Question

${\int }_0^{{\pi }_{/}2}\frac{{\cos }^{3/2}x}{{\cos }^{3/2}x+{\sin }^{3/2}x}dx=$

• A. $\pi /3$
• B. $\pi /2$
• C. $\pi /4$
• D. $\pi /8$

Answer 1

The correct option is C $\pi /4$

Let $I={\int }_0^{{\pi }_{/}2}\frac{{\cos }^{3/2}x}{{\cos }^{3/2}x+{\sin }^{3/2}x}dx$ ......(1)

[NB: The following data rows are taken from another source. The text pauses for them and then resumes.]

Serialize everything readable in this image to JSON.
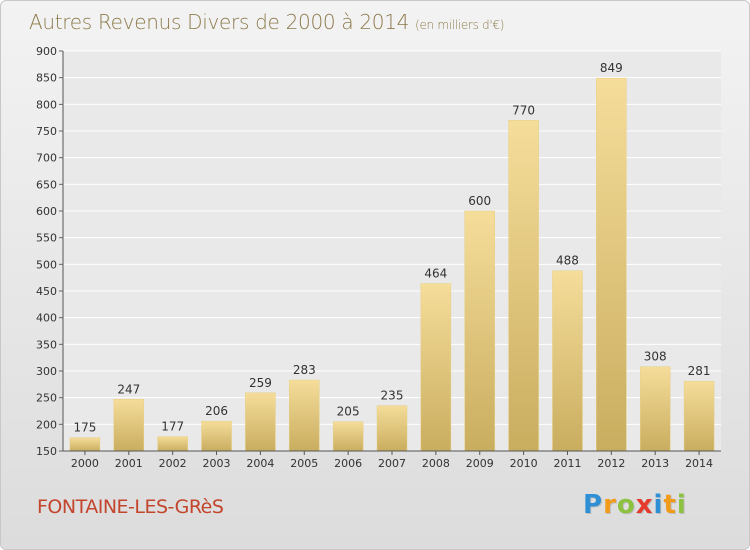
{
  "header": {
    "title": "Autres Revenus Divers de 2000 à 2014",
    "subtitle": "(en milliers d'€)"
  },
  "footer": {
    "city": "FONTAINE-LES-GRèS",
    "logo": {
      "letters": [
        "P",
        "r",
        "o",
        "x",
        "i",
        "t",
        "i"
      ],
      "colors": [
        "#2e8fd4",
        "#f29a1a",
        "#8cc23f",
        "#e53b2d",
        "#2e8fd4",
        "#f29a1a",
        "#8cc23f"
      ]
    }
  },
  "colors": {
    "bar_top": "#f5dd9a",
    "bar_bottom": "#c9ad5f",
    "title": "#8c7a4a",
    "city": "#c2452c"
  },
  "chart_data": {
    "type": "bar",
    "title": "Autres Revenus Divers de 2000 à 2014",
    "subtitle": "(en milliers d'€)",
    "categories": [
      "2000",
      "2001",
      "2002",
      "2003",
      "2004",
      "2005",
      "2006",
      "2007",
      "2008",
      "2009",
      "2010",
      "2011",
      "2012",
      "2013",
      "2014"
    ],
    "values": [
      175,
      247,
      177,
      206,
      259,
      283,
      205,
      235,
      464,
      600,
      770,
      488,
      849,
      308,
      281
    ],
    "ylim": [
      150,
      900
    ],
    "yticks": [
      150,
      200,
      250,
      300,
      350,
      400,
      450,
      500,
      550,
      600,
      650,
      700,
      750,
      800,
      850,
      900
    ],
    "xlabel": "",
    "ylabel": "",
    "grid": true,
    "legend": "none"
  }
}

Now using, ${\int }_0^{a}f\left(x\right)dx={\int }_0^{a}f(a-x)dx$

$I={\int }_0^{{\pi }_{/}2}\frac{{\cos }^{3/2}(\frac{\pi }{2}-x)}{{\cos }^{3/2}(\frac{\pi }{2}-x)+{\sin }^{3/2}(\frac{\pi }{2}-x)}dx={\int }_0^{{\pi }_{/}2}\frac{{\sin }^{3/2}x}{{\sin }^{3/2}x+{\cos }^{3/2}x}dx$ ......(2)

Now, $\left(1\right)+\left(2\right)\Rightarrow 2I={\int }_0^{\pi /2}1\cdot dx=\frac{\pi }{2}\Rightarrow I=\frac{\pi }{4}$